Though al-Sisi has only become a prominent figure in Egypt recently, the parallels between the army chief and Abdel Nasser are already striking. Aside from the similarity of their respective seizures of power, and their posturing against Egypt’s foreign enemies, al-Sisi has been able to channel Nasser-style charisma to push the country’s already powerful national pride machine into overdrive (while fueling support for his own political objectives). Sisi’s televised appeal to the Egyptian public last Wednesday, preceding a ferocious state crackdown on the Muslim Brotherhood, shows the leader putting himself front and center in his pursuit of popular support for a military confrontation with the deposed president’s supporters: “I’ve never asked you for anything. I’m asking you to show the world if violence is sought, or terrorism is sought, the military and the police are authorized to confront this.”
The public response al-Sisi has been eliciting might not rival the rapturous one Abdel Nasser received decades ago across the region but it’s already mirroring its trajectory within Egypt — this time aided by the internet. Like Abdel Nasser, al-Sisi’s image has become omnipresent in public. And the rapid proliferation of adoring Sisi-based memes on social media following the coup is testament to the leader’s popularity as well as to a new form of engagement with the traditional cult of personality around military leaders in the region.
Al-Sisi’s image, paired with the national flag and other evocative Egyptian symbols, has taken on a life of its own on social media — in a way no other contemporary Egyptian political figure has. This emerging cult of personality around the military leader should worry those hoping for a speedy return to civilian-led government. While al-Sisi has publicly pledged a swift democratic transition, his ever-expanding political presence means his role in politics will not be curtailed any time soon.

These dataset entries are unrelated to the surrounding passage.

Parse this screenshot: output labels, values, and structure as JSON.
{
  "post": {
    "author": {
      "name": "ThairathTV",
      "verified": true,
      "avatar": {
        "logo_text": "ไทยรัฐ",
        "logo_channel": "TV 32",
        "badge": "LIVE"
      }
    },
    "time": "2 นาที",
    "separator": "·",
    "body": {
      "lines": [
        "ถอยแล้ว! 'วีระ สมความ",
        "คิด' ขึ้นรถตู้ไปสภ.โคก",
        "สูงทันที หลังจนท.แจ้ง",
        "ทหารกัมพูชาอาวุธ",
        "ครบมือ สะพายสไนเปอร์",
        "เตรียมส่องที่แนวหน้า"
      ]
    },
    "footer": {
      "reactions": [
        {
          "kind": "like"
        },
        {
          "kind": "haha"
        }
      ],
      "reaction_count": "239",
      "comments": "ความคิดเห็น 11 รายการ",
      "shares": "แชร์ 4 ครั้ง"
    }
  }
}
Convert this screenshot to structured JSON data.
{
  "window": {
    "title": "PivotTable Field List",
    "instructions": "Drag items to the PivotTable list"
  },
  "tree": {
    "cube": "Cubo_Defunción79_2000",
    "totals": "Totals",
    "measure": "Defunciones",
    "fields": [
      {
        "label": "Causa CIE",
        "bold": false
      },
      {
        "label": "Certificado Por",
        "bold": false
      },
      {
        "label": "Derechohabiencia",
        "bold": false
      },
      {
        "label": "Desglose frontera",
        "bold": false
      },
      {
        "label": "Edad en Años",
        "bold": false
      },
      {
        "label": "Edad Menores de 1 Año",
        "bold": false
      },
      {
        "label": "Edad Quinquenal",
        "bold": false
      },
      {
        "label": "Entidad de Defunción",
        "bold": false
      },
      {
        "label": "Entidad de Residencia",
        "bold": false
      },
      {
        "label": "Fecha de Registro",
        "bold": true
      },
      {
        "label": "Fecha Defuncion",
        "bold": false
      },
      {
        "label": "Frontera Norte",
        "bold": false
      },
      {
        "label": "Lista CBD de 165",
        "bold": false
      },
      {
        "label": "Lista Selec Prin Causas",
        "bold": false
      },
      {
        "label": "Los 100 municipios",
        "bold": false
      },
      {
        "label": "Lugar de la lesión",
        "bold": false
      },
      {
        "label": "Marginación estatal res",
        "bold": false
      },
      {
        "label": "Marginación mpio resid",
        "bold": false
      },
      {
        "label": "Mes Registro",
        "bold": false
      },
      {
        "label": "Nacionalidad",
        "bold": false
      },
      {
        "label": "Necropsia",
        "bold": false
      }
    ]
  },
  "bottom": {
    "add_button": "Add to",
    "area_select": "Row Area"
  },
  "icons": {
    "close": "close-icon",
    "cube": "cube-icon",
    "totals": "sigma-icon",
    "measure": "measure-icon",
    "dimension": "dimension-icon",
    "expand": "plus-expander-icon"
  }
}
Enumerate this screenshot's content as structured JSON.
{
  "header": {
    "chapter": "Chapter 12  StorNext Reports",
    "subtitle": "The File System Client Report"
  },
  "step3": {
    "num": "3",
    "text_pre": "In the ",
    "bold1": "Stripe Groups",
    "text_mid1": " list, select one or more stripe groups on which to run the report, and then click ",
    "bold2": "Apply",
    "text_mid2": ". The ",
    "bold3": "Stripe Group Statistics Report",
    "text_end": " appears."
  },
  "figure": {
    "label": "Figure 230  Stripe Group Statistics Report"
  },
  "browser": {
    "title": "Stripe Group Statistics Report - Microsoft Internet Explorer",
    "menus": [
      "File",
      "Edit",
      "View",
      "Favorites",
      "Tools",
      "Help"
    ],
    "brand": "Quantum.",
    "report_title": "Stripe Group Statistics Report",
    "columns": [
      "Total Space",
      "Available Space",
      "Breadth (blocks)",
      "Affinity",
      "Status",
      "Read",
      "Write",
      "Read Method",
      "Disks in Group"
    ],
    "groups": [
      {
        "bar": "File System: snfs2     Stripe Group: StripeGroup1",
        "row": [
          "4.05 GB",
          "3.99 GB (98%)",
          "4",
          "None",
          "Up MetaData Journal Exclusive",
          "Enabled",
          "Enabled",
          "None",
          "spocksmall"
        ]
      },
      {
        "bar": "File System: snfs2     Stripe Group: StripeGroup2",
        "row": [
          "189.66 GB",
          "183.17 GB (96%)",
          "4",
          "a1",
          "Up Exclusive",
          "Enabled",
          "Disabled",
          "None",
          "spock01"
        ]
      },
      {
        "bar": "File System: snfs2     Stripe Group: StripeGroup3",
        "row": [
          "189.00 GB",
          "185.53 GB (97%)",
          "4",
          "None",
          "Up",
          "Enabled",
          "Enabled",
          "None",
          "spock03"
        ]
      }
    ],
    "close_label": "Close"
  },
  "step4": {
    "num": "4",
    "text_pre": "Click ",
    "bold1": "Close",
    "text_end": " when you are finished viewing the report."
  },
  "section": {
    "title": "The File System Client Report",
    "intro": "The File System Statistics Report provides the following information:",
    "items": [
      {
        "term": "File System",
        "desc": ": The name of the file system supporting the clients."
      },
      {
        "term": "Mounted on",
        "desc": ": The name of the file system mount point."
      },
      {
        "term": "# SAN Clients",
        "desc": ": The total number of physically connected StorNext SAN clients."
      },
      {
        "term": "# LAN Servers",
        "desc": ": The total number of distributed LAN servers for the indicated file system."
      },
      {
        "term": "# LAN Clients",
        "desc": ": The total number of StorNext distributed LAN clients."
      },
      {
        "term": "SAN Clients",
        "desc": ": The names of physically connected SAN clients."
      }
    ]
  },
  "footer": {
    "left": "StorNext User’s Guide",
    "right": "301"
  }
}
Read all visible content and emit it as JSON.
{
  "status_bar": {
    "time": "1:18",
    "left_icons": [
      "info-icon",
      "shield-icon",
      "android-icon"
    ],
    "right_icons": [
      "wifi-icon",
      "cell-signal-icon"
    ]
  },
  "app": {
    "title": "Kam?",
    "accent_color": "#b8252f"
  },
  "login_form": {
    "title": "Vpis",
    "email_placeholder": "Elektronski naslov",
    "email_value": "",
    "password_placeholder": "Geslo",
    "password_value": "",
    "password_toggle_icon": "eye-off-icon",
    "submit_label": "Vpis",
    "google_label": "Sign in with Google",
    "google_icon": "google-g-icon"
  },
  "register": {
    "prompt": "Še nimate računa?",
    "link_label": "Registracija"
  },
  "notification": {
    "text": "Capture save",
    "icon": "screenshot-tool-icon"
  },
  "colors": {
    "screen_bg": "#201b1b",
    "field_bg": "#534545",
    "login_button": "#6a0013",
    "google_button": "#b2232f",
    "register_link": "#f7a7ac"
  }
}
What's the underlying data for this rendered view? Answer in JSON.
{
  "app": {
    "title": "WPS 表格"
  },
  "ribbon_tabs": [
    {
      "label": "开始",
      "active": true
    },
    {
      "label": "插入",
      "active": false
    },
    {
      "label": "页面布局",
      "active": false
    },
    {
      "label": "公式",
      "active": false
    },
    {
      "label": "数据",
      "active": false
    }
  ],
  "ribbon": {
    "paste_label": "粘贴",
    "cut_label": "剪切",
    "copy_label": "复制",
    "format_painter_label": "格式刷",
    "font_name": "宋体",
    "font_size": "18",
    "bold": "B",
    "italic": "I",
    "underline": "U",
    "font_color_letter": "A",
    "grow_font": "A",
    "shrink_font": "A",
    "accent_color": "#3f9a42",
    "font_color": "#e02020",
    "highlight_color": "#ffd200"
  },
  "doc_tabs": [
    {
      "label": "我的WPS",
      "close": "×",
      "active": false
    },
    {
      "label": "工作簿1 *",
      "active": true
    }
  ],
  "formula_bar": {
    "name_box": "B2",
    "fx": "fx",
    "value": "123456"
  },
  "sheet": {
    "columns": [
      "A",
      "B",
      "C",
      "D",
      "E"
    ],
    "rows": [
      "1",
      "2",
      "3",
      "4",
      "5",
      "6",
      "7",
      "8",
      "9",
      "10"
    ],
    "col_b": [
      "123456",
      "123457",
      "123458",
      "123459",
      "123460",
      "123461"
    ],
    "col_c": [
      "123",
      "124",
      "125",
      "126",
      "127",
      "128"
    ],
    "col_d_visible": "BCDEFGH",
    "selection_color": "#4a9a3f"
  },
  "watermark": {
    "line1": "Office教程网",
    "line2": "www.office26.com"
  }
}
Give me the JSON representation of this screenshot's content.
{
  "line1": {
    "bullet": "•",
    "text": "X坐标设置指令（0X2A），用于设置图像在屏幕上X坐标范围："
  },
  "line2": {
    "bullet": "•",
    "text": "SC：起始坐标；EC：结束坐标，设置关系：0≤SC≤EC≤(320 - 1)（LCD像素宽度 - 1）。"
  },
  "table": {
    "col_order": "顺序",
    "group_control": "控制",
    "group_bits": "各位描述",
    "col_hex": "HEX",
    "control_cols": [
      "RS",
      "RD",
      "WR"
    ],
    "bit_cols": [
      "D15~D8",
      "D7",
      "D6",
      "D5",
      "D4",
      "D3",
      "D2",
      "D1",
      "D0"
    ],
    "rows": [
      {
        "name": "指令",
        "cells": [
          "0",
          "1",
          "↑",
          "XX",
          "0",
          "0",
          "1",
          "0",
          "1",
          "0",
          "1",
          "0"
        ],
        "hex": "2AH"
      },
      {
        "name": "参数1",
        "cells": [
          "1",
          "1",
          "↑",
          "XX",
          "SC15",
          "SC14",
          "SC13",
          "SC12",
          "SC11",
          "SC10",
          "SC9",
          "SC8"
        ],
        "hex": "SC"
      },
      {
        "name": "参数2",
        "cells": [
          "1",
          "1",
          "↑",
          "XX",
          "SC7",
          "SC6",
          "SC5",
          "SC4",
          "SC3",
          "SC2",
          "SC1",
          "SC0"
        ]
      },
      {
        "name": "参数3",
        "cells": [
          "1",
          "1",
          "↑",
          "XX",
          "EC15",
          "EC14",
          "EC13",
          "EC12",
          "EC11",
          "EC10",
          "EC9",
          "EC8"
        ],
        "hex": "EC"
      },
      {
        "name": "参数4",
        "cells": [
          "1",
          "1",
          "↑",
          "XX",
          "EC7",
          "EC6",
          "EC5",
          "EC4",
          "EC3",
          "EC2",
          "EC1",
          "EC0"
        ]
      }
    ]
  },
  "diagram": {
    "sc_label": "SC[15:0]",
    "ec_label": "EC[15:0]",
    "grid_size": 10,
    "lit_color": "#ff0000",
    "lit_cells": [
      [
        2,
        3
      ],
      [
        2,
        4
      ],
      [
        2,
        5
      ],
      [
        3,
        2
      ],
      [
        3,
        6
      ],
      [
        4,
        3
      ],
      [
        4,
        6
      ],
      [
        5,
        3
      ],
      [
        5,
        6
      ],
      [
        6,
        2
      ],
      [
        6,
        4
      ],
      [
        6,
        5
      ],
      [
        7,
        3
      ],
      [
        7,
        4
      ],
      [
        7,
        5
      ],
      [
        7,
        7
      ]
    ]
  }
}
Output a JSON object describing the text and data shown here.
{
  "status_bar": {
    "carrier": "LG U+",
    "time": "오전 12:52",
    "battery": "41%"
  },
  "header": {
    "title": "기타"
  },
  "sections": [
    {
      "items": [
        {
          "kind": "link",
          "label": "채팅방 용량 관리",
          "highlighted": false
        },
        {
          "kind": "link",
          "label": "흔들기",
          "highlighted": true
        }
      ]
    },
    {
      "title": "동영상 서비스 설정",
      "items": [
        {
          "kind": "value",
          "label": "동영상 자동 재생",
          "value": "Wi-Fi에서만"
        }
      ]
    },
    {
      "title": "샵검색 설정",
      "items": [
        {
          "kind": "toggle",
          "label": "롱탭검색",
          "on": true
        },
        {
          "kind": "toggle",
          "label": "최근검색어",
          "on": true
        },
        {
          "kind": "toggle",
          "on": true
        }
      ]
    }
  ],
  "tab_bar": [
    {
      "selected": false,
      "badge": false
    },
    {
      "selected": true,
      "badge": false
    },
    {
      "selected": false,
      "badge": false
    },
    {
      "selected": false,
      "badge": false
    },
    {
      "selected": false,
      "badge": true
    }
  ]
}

The parallels with Abdel Nasser should also trouble those looking for a mediated solution to Egypt’s political crisis. There is every indication that al-Sisi and the military plan to follow in Abdel Nasser’s footsteps in brutally suppressing the Muslim Brotherhood — a move that would potentially further radicalize the group, as happened with the rise of Sayyid Qutb in the 1950’s and 60’s. Such a development would lay a minefield in front of any meaningful political development — and it would leave Egypt confronting the same complex of forces that led to its current political condition.